The Federal Open Market Committee (FOMC) minutes from the August meeting contained no decision on MBS purchases in terms of slowing the pace or extending the purchases into 2010. There was some discussion between the committee and a number of participants suggesting that a gradual slowing in the pace of MBS purchases could be helpful in the future as the program nears completion. However, the FOMC made no decisions on tapering those purchases during the meeting.
Street research has been discussing this issue lately. Specifically, JPMorgan Securities analysts said they think it makes sense for the Fed to slow purchases gradually - as it had appeared to be doing in July through early August - versus abruptly ending the program at the end of the year. This would give the Fed investment flexibility into 2010 if it were required.

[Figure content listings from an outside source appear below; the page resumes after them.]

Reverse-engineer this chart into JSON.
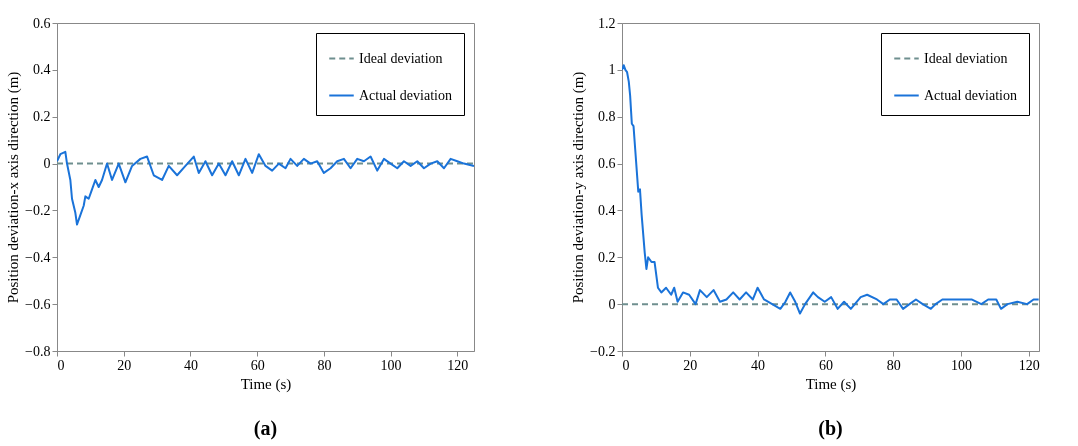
{
  "chart_data": [
    {
      "type": "line",
      "xlabel": "Time (s)",
      "ylabel": "Position deviation-x axis direction (m)",
      "annotations": [
        "(a)"
      ],
      "xlim": [
        0,
        125
      ],
      "ylim": [
        -0.8,
        0.6
      ],
      "xticks": [
        0,
        20,
        40,
        60,
        80,
        100,
        120
      ],
      "yticks": [
        -0.8,
        -0.6,
        -0.4,
        -0.2,
        0,
        0.2,
        0.4,
        0.6
      ],
      "grid": false,
      "legend": "top right",
      "series": [
        {
          "name": "Ideal deviation",
          "color": "#6f8f8f",
          "line_style": "dashed",
          "x": [
            0,
            125
          ],
          "values": [
            0,
            0
          ]
        },
        {
          "name": "Actual deviation",
          "color": "#1a73d9",
          "line_style": "solid",
          "x": [
            0,
            1,
            2.5,
            3,
            4,
            4.5,
            5.5,
            6,
            7,
            8,
            8.5,
            9.5,
            10.5,
            11.5,
            12.5,
            13.5,
            15,
            16.5,
            18.5,
            20.5,
            22.5,
            25,
            27,
            29,
            31.5,
            33.5,
            36,
            38.5,
            41,
            42.5,
            44.5,
            46.5,
            48.5,
            50.5,
            52.5,
            54.5,
            56.5,
            58.5,
            60.5,
            62.5,
            64.5,
            66.5,
            68.5,
            70,
            72,
            74,
            76,
            78,
            80,
            82,
            84,
            86,
            88,
            90,
            92,
            94,
            96,
            98,
            100,
            102,
            104,
            106,
            108,
            110,
            112,
            114,
            116,
            118,
            120,
            122,
            125
          ],
          "values": [
            0.01,
            0.04,
            0.05,
            0,
            -0.07,
            -0.15,
            -0.21,
            -0.26,
            -0.22,
            -0.18,
            -0.14,
            -0.15,
            -0.11,
            -0.07,
            -0.1,
            -0.07,
            0,
            -0.07,
            0,
            -0.08,
            -0.01,
            0.02,
            0.03,
            -0.05,
            -0.07,
            -0.01,
            -0.05,
            -0.01,
            0.03,
            -0.04,
            0.01,
            -0.05,
            0,
            -0.05,
            0.01,
            -0.05,
            0.02,
            -0.04,
            0.04,
            -0.01,
            -0.03,
            0,
            -0.02,
            0.02,
            -0.01,
            0.02,
            0,
            0.01,
            -0.04,
            -0.02,
            0.01,
            0.02,
            -0.02,
            0.02,
            0.01,
            0.03,
            -0.03,
            0.02,
            0,
            -0.02,
            0.01,
            -0.01,
            0.01,
            -0.02,
            0,
            0.01,
            -0.02,
            0.02,
            0.01,
            0,
            -0.01
          ]
        }
      ]
    },
    {
      "type": "line",
      "xlabel": "Time (s)",
      "ylabel": "Position deviation-y axis direction (m)",
      "annotations": [
        "(b)"
      ],
      "xlim": [
        0,
        123
      ],
      "ylim": [
        -0.2,
        1.2
      ],
      "xticks": [
        0,
        20,
        40,
        60,
        80,
        100,
        120
      ],
      "yticks": [
        -0.2,
        0,
        0.2,
        0.4,
        0.6,
        0.8,
        1,
        1.2
      ],
      "grid": false,
      "legend": "top right",
      "series": [
        {
          "name": "Ideal deviation",
          "color": "#6f8f8f",
          "line_style": "dashed",
          "x": [
            0,
            123
          ],
          "values": [
            0,
            0
          ]
        },
        {
          "name": "Actual deviation",
          "color": "#1a73d9",
          "line_style": "solid",
          "x": [
            0,
            0.5,
            1,
            1.5,
            2,
            2.4,
            2.9,
            3.4,
            3.9,
            4.8,
            5.3,
            5.8,
            6.7,
            7.2,
            7.7,
            8.7,
            9.6,
            10.6,
            11.6,
            13,
            14.5,
            15.4,
            16.4,
            18,
            19.8,
            21.7,
            23,
            25,
            27,
            28.9,
            30.8,
            32.8,
            34.7,
            36.6,
            38.6,
            40,
            41.9,
            44.3,
            46.7,
            48.2,
            49.6,
            51.1,
            52.5,
            54,
            56.4,
            57.8,
            59.8,
            61.7,
            63.6,
            65.5,
            67.5,
            70.4,
            72.3,
            75.2,
            77.1,
            79,
            81,
            82.9,
            84.8,
            86.7,
            88.7,
            91.1,
            92.5,
            94.5,
            97.3,
            100.2,
            103.1,
            106,
            108,
            110.4,
            111.8,
            113.7,
            116.6,
            119.5,
            121.4,
            122.9
          ],
          "values": [
            1.0,
            1.02,
            1.0,
            0.99,
            0.95,
            0.89,
            0.77,
            0.76,
            0.66,
            0.48,
            0.49,
            0.38,
            0.22,
            0.15,
            0.2,
            0.18,
            0.18,
            0.07,
            0.05,
            0.07,
            0.04,
            0.07,
            0.01,
            0.05,
            0.04,
            0,
            0.06,
            0.03,
            0.06,
            0.01,
            0.02,
            0.05,
            0.02,
            0.05,
            0.02,
            0.07,
            0.02,
            0,
            -0.02,
            0.01,
            0.05,
            0.01,
            -0.04,
            0,
            0.05,
            0.03,
            0.01,
            0.03,
            -0.02,
            0.01,
            -0.02,
            0.03,
            0.04,
            0.02,
            0,
            0.02,
            0.02,
            -0.02,
            0,
            0.02,
            0,
            -0.02,
            0,
            0.02,
            0.02,
            0.02,
            0.02,
            0,
            0.02,
            0.02,
            -0.02,
            0,
            0.01,
            0,
            0.02,
            0.02
          ]
        }
      ]
    }
  ]
}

Barclays Capital suggested that the slowing in purchases is likely related to the decrease in supply. They believe that in light of this, the Fed will reduce its pace of purchases.
"Thus, it seems reasonable that the MBS program may be extended to complete the $1.25 trillion in purchases or that it could be cut short of the full amount," Barclays analysts said.
Either of these options are negatives for the basis, analysts added. At the same time, they pointed out that with the government still working out a plan for the GSEs with an announcement expected in February 2010, slowing their pace of purchases "would allow the Fed to control spreads better in the event an announcement is viewed poorly by the market."
Citigroup Global Markets analysts also believe Fed purchases of agency MBS will be extended into 2010 with no increase. They partly believe it will be difficult with reduced origination for the Fed to purchase the total $1.25 trillion by the end of the year. While spread volatility should increase as a result of various opinions regarding the end of the Fed's program, analysts don't expect spreads to move meaningfully wider. Citi analysts also said in the report that any official decision is not expected for a couple of months.